I think the aging problem is harder to solve than it appears. For example from Argentinian standards people lets say in the United States at the age of 16-19 look like 20-27 from our viewpoint. I think they need more images to train and also better labelling but i get this costs lots of money and from where they are going to get this huge volume of images in the current data protection paradigm?
That’s why i thought an option to take the whole picture an tell it to make the Person look "slightly older/“older”/“much older” would be useful.
Erasing the face and telling it to appear older/younger results in a complete different face, so that’s not an option.
If you could tell it to get older/younger it wouldn’t matter what standards you have. If you start with age of 30 and it doesn’t fit you can adjust.
With some tries i got this, that’s it more or less but i thing it could count as a proof of concept?
mmmm perhaps the reason is the word elf?

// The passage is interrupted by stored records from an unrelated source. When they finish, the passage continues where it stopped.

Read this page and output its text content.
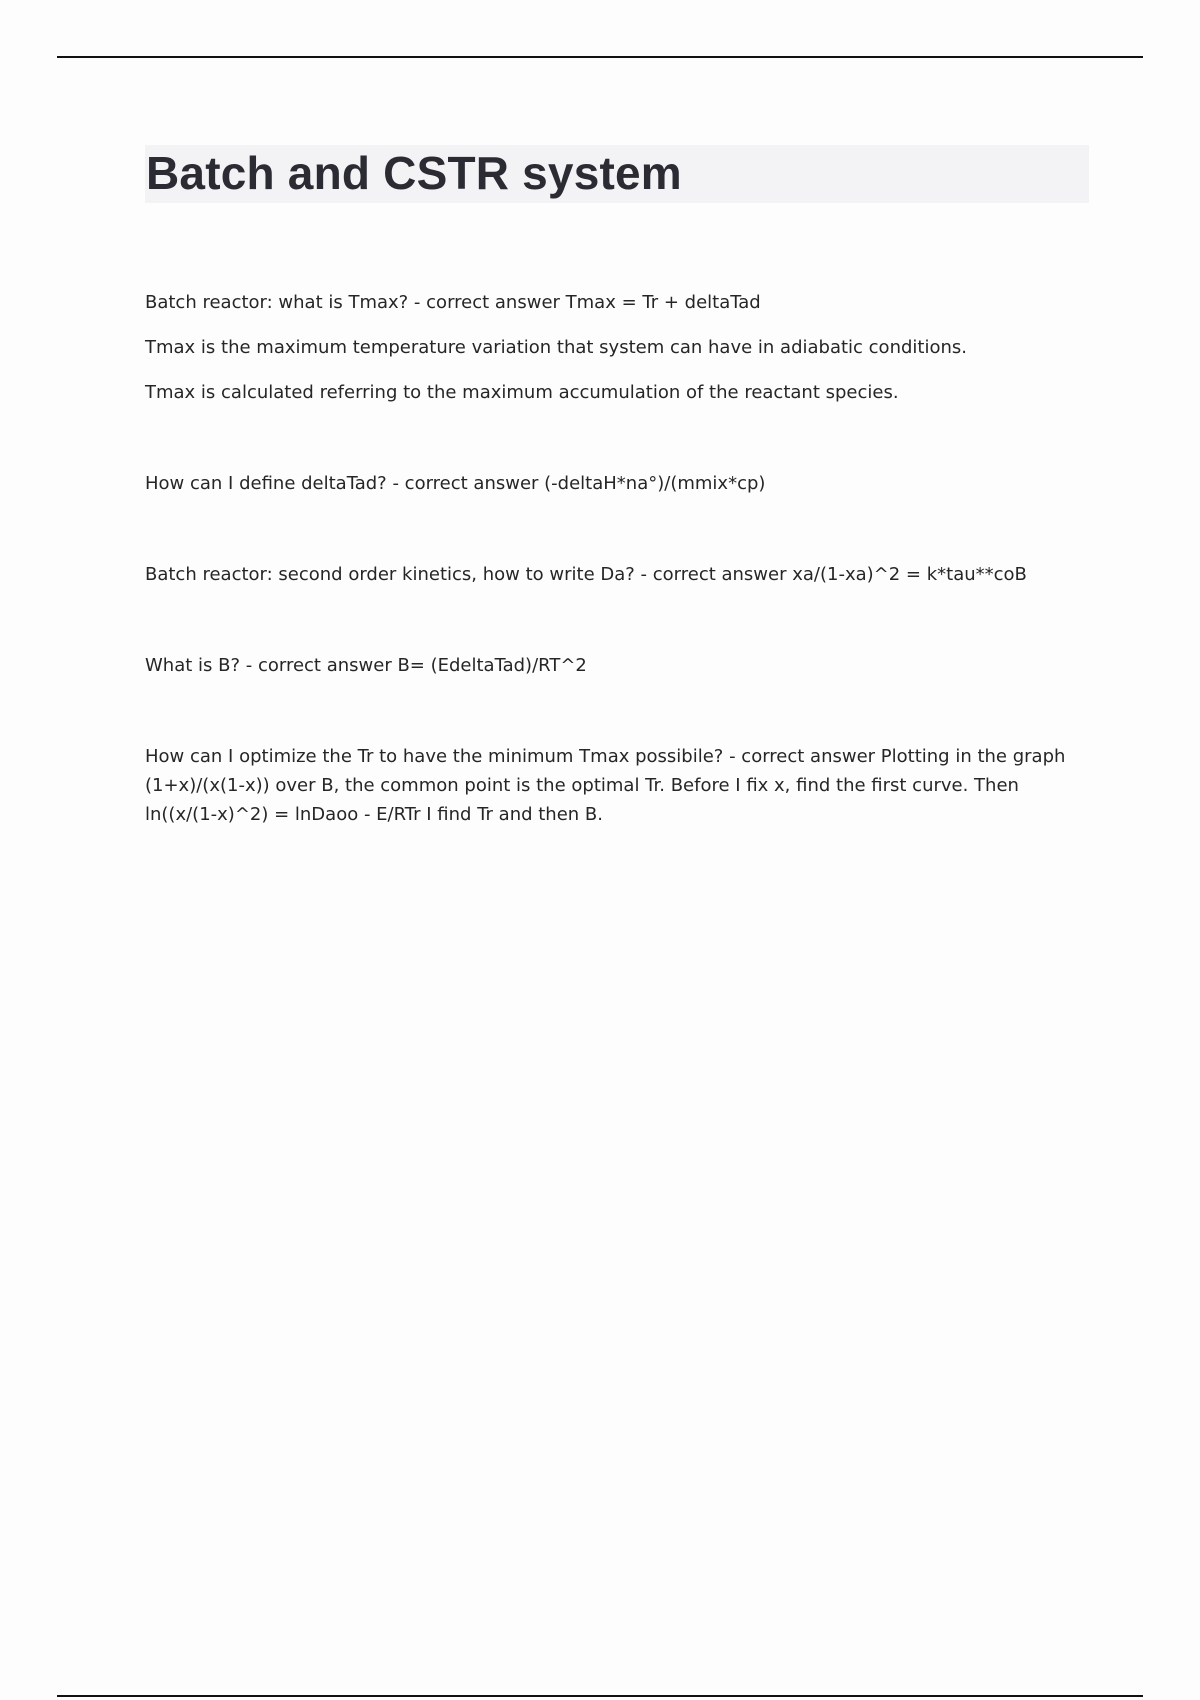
Batch and CSTR system

Batch reactor: what is Tmax? - correct answer Tmax = Tr + deltaTad

Tmax is the maximum temperature variation that system can have in adiabatic conditions.

Tmax is calculated referring to the maximum accumulation of the reactant species.

How can I define deltaTad? - correct answer (-deltaH*na°)/(mmix*cp)

Batch reactor: second order kinetics, how to write Da? - correct answer xa/(1-xa)^2 = k*tau**coB

What is B? - correct answer B= (EdeltaTad)/RT^2

How can I optimize the Tr to have the minimum Tmax possibile? - correct answer Plotting in the graph (1+x)/(x(1-x)) over B, the common point is the optimal Tr. Before I fix x, find the first curve. Then ln((x/(1-x)^2) = lnDaoo - E/RTr I find Tr and then B.
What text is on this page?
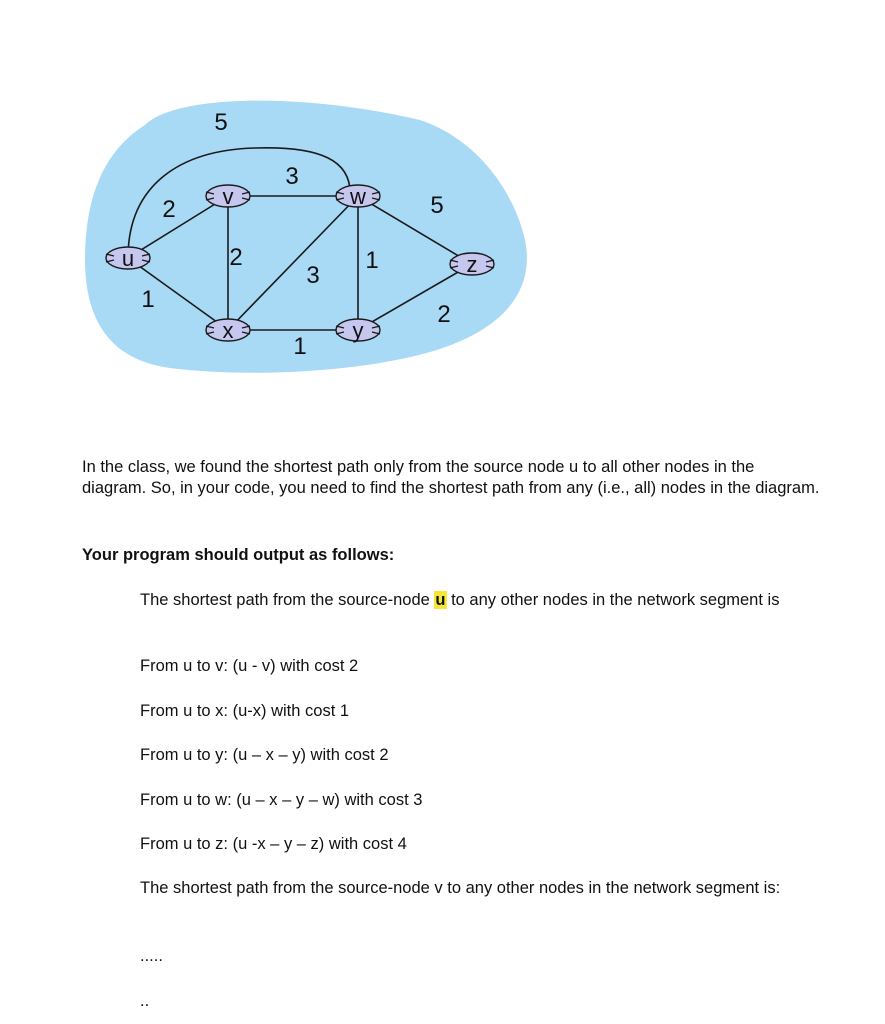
5
3
2
2
3
1
5
1
1
2
u
v	w
x	y
z

In the class, we found the shortest path only from the source node u to all other nodes in the diagram. So, in your code, you need to find the shortest path from any (i.e., all) nodes in the diagram.

Your program should output as follows:

The shortest path from the source-node u to any other nodes in the network segment is

From u to v: (u - v) with cost 2

From u to x: (u-x) with cost 1

From u to y: (u – x – y) with cost 2

From u to w: (u – x – y – w) with cost 3

From u to z: (u -x – y – z) with cost 4

The shortest path from the source-node v to any other nodes in the network segment is:

.....

..
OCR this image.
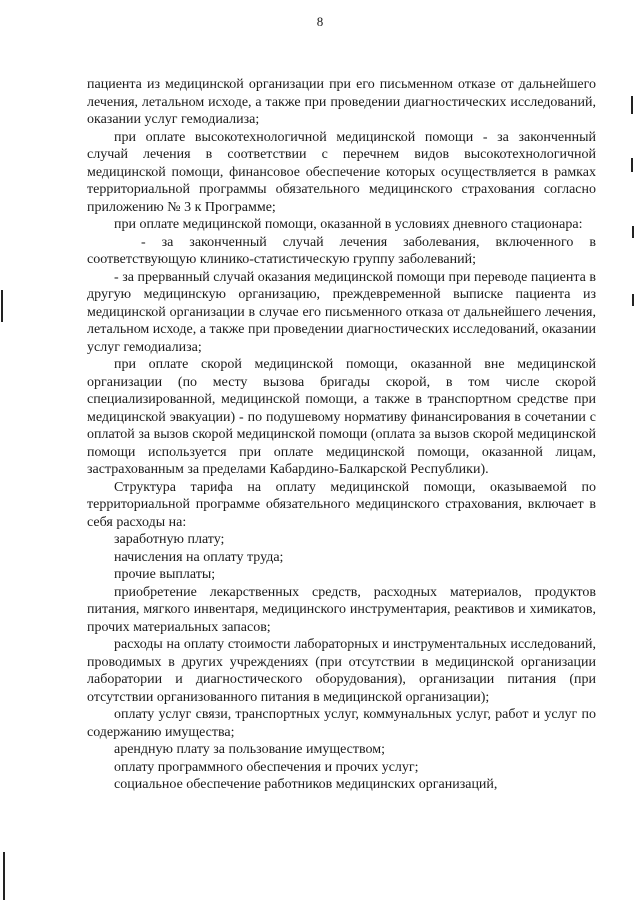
8

пациента из медицинской организации при его письменном отказе от дальнейшего лечения, летальном исходе, а также при проведении диагностических исследований, оказании услуг гемодиализа;

при оплате высокотехнологичной медицинской помощи - за законченный случай лечения в соответствии с перечнем видов высокотехнологичной медицинской помощи, финансовое обеспечение которых осуществляется в рамках территориальной программы обязательного медицинского страхования согласно приложению № 3 к Программе;

при оплате медицинской помощи, оказанной в условиях дневного стационара:

- за законченный случай лечения заболевания, включенного в соответствующую клинико-статистическую группу заболеваний;

- за прерванный случай оказания медицинской помощи при переводе пациента в другую медицинскую организацию, преждевременной выписке пациента из медицинской организации в случае его письменного отказа от дальнейшего лечения, летальном исходе, а также при проведении диагностических исследований, оказании услуг гемодиализа;

при оплате скорой медицинской помощи, оказанной вне медицинской организации (по месту вызова бригады скорой, в том числе скорой специализированной, медицинской помощи, а также в транспортном средстве при медицинской эвакуации) - по подушевому нормативу финансирования в сочетании с оплатой за вызов скорой медицинской помощи (оплата за вызов скорой медицинской помощи используется при оплате медицинской помощи, оказанной лицам, застрахованным за пределами Кабардино-Балкарской Республики).

Структура тарифа на оплату медицинской помощи, оказываемой по территориальной программе обязательного медицинского страхования, включает в себя расходы на:

заработную плату;

начисления на оплату труда;

прочие выплаты;

приобретение лекарственных средств, расходных материалов, продуктов питания, мягкого инвентаря, медицинского инструментария, реактивов и химикатов, прочих материальных запасов;

расходы на оплату стоимости лабораторных и инструментальных исследований, проводимых в других учреждениях (при отсутствии в медицинской организации лаборатории и диагностического оборудования), организации питания (при отсутствии организованного питания в медицинской организации);

оплату услуг связи, транспортных услуг, коммунальных услуг, работ и услуг по содержанию имущества;

арендную плату за пользование имуществом;

оплату программного обеспечения и прочих услуг;

социальное обеспечение работников медицинских организаций,
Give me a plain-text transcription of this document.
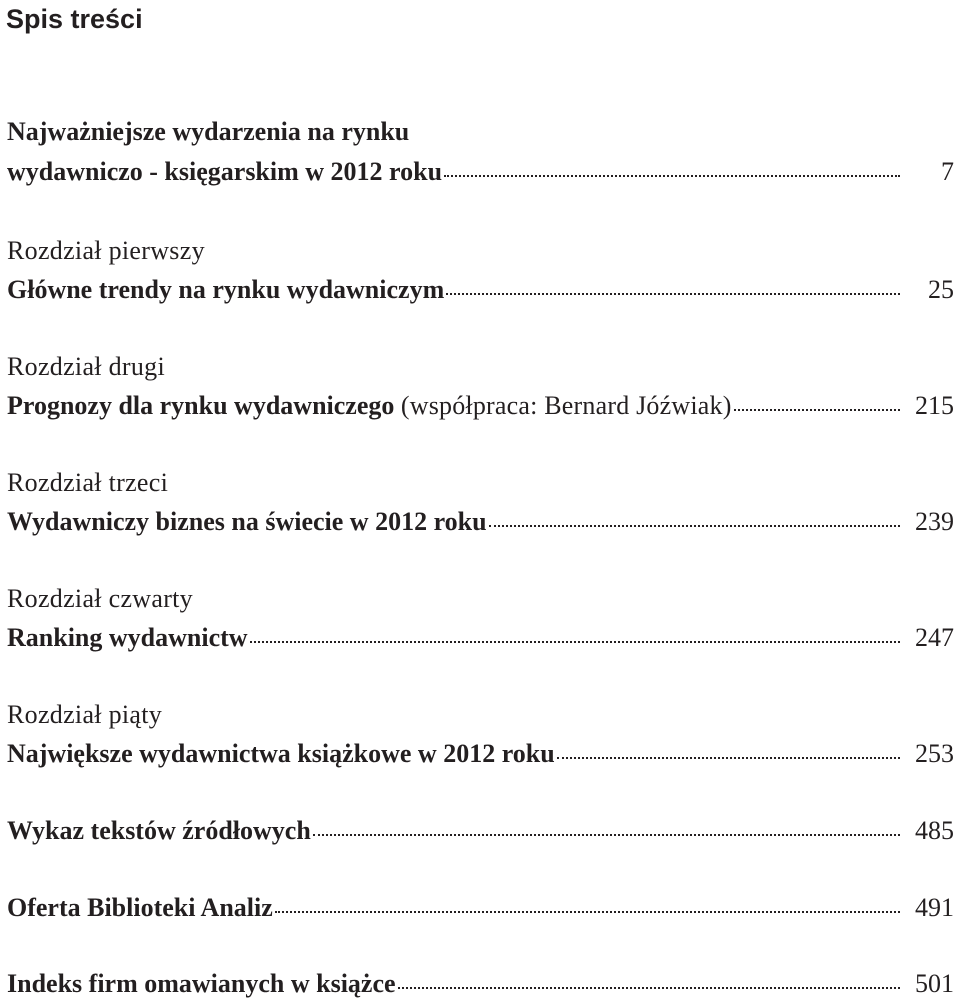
Spis treści
Najważniejsze wydarzenia na rynku
wydawniczo - księgarskim w 2012 roku	7
Rozdział pierwszy
Główne trendy na rynku wydawniczym	25
Rozdział drugi
Prognozy dla rynku wydawniczego (współpraca: Bernard Jóźwiak)	215
Rozdział trzeci
Wydawniczy biznes na świecie w 2012 roku	239
Rozdział czwarty
Ranking wydawnictw	247
Rozdział piąty
Największe wydawnictwa książkowe w 2012 roku	253
Wykaz tekstów źródłowych	485
Oferta Biblioteki Analiz	491
Indeks firm omawianych w książce	501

Because i am sure even if the models dont understand the concept itself of this fantasy creature i am sure that they can grasp that elves when depicted are younger even if hundreds of years old (what i mean is perhaps models in translating images to numerical numbers the age variable doesnt affect this particular completion? For example a 200 year old age elf may be depicted as a young person in theirs 20s)
Ah okay that’s funny to me the left one looks older than the right one. More “wrinkles”. etc.
I thought my error was in telling it first and second. From my culture left would be considered first but that’s not what DALL-E might do. And so I got it in the “wrong” order.
I thought this was depicting the same character at different ages. And so to me it seemed possible to get the same character at different “ages”. Therefore adjusting a character to junger/older should be relatively easy.
some words may be the problem might be the case with the words older/younger, for example i found in Codex make the image smaller/shorter didnt work as well as lower the images height. So a solution may be an elf in its Infancy, Childhood or Adolescence.
Dall-E absolutelt needs to learn to count! This would have an impact on what you’re trying to achieve here. So, in stead of too many words you can give the exact same description and just change the age e.g. “20 year old female elf princess, black hair, green eyes, blue dress” then “40 year old female elf princess, black hair, green eyes, blue dress” - if you’re working on the same project Dall-E should recognise this and adjust accordingly.
In my case, I create Tarot decks and just getting a simple number of items on an image… well it simply doesn’t work.
Love your work Aline.
I was wondering about that too… “first” and “second” will be different depending on whether you read right to left or vice versa. My guess is that it’ll pick whichever side looks older early in diffusion, and then make it older still. I’d be curious if the older one switches sides in multiple tries and examples. In general I’ve noticed that in many diffusion models there’s a heavy influence of “what does the algorithm see there” in addition to the “what the prompt says” so if first/second is vague it’ll probably go by what it sees emerging.